“I Thought He Was Going For a Gun”

A preliminary hearing involving the deadly shooting of a BART passenger took a very emotional turn Wednesday.

A Bay Area transit police officer who was on an Oakland train station platform when his colleague fatally shot a young man testified  that his fellow officer thought the man was going for a gun.
    
Officer Tony Pirone told an Alameda County Superior Court judge that Johannes Mehserle looked shocked after shooting 22-year-old Oscar Grant on New Year's Day.

He said Mehserle had been shouting on the platform that he was "going to Tase him" and that he was having trouble trying to handcuff Grant. Mehserle told Grant, Pirone said, to put his hands behind his back and stop resisting.

Grant was one of a handful of passengers pulled aside by officers after a report of fighting on the train. Mehserle is charged with murder for shooting Grant in the back while he was lying face down on the platform. Mehserle, 27, has pleaded not guilty.
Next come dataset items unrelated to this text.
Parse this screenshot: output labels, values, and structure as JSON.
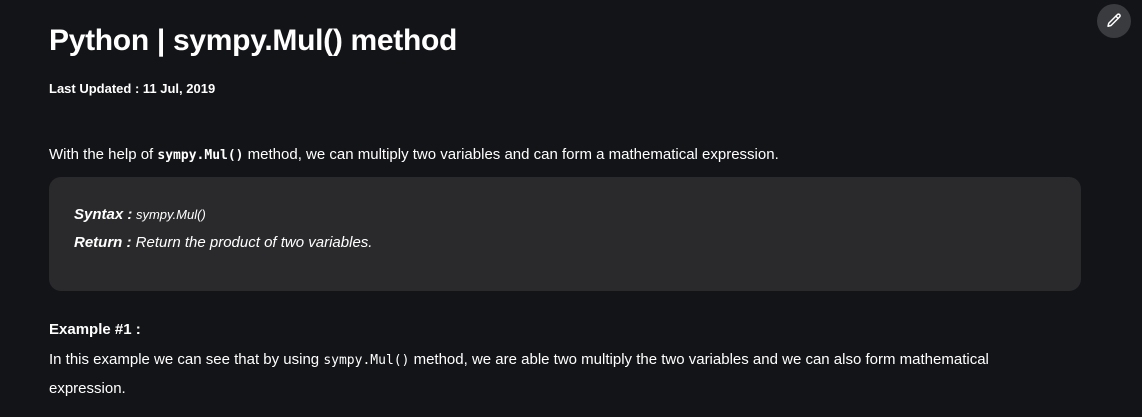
{
  "article": {
    "title": "Python | sympy.Mul() method",
    "last_updated": "Last Updated : 11 Jul, 2019",
    "intro": {
      "before": "With the help of ",
      "code": "sympy.Mul()",
      "after": " method, we can multiply two variables and can form a mathematical expression."
    },
    "syntax_box": {
      "syntax_label": "Syntax :",
      "syntax_value": " sympy.Mul()",
      "return_label": "Return :",
      "return_value": " Return the product of two variables."
    },
    "example": {
      "heading": "Example #1 :",
      "before": "In this example we can see that by using ",
      "code": "sympy.Mul()",
      "after": " method, we are able two multiply the two variables and we can also form mathematical expression."
    }
  },
  "toolbar": {
    "edit_icon": "pencil-icon"
  },
  "colors": {
    "background": "#131417",
    "box_background": "#2a2a2d",
    "edit_button": "#3a3b3f",
    "text": "#ffffff"
  }
}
The hearing is to determine whether he will stand trial on the murder charge.

Pirone testified for the defense.

He said Grant, "started advancing toward me using cursing words. I feared at that point that that was my next threat.  I pointed at him and told him get back against the wall and sit down."

He said instead, Grant and two other passengers started advancing toward another officer and he described Grant as the ringleader.
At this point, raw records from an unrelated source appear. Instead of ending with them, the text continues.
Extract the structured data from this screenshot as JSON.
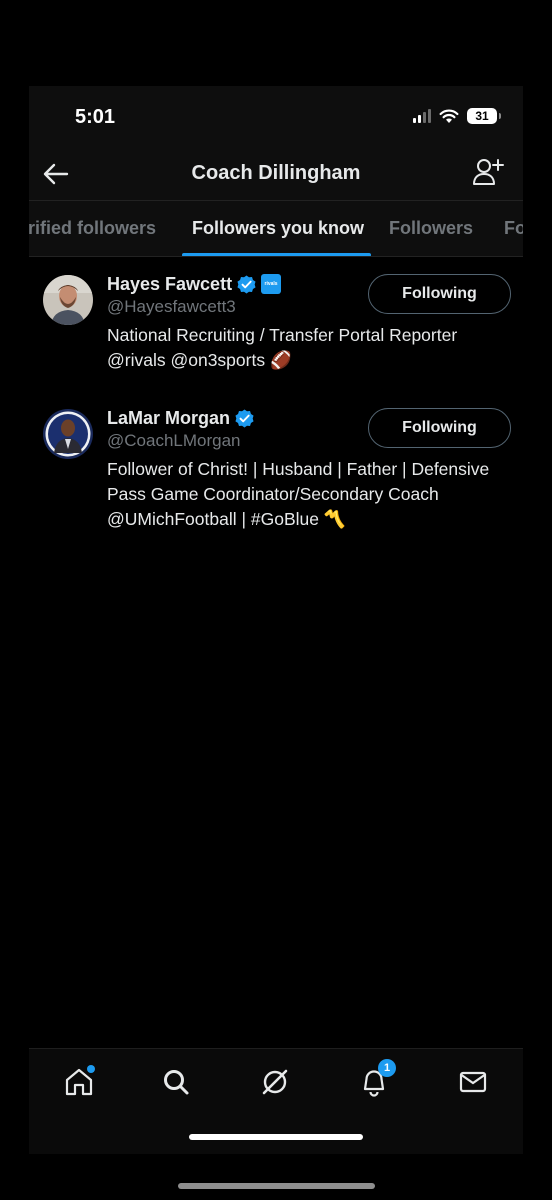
{
  "status_bar": {
    "time": "5:01",
    "battery": "31"
  },
  "header": {
    "title": "Coach Dillingham"
  },
  "tabs": [
    {
      "label": "rified followers"
    },
    {
      "label": "Followers you know"
    },
    {
      "label": "Followers"
    },
    {
      "label": "Fo"
    }
  ],
  "users": [
    {
      "name": "Hayes Fawcett",
      "handle": "@Hayesfawcett3",
      "bio": "National Recruiting / Transfer Portal Reporter @rivals @on3sports 🏈",
      "org_badge": "rivals",
      "button_label": "Following"
    },
    {
      "name": "LaMar Morgan",
      "handle": "@CoachLMorgan",
      "bio": "Follower of Christ! | Husband | Father | Defensive Pass Game Coordinator/Secondary Coach @UMichFootball | #GoBlue 〽️",
      "button_label": "Following"
    }
  ],
  "bottom_nav": {
    "items": [
      "home-icon",
      "search-icon",
      "grok-icon",
      "bell-icon",
      "mail-icon"
    ],
    "notifications_count": "1"
  },
  "colors": {
    "accent": "#1d9bf0",
    "muted": "#71767b",
    "text": "#e7e9ea",
    "background": "#000000"
  }
}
Pirone said Grant  "made a couple of attempts to knee me in the groin."

Pirone said Mehserle arrived soon after this.  Pirone said he told Mehserle that Grant and a another man would be arrested for resisting arrest and obstruction of justice.  

Pirone went on to describe how Grant continued to resist arrest even after on the ground.

Pirone said Mehersle started yelling, "I'm going to taze him. I'm going to taze him. Get back get back. Tony Tony, get back" in the moments before the shot rang out.

Pirone said after the shot he thought the Taser may have malfunctioned because he didn't see any probes shoot out. Then he looked away from Grant at Mehserle and saw that Mehserle was holding his pistol.

"It was not something that I expected to see or hear," Pirone said.

Pirone said Mehserle then approached him and said, "Tony, I thought he was going for a gun."

Pirone replied, "Ok."

During Pirone's testimony, Grant's mother sat in the courtroom crying, her face in her hands.

Prosecutors asked Pirone during cross examination why officers hadn't searched Grant after taking him off the train.

Pirone said officers were outnumbered at the time and that wasn't protocol to search suspects if they were in that situation.

Other officers and witnesses who have testified during the hearing have described the platform as chaotic, with screaming and shoving by both the officers and Grant's friends. Some eyewitnesses, however, have said Grant never resisted and was cooperative. They described Pirone as the most aggressive officer on the scene.

Pirone said after Grant was shot and handcuffed, Pirone called for medical help and grabbed Grant's hand and told him to "squeeze me if you hear me." He said Grant gripped his hand.  He said Grant told him he had a four-year-old daughter.

Grant's family was very emotional during the testimony.   Members of Mehserle's family also wiped away tears as he spoke.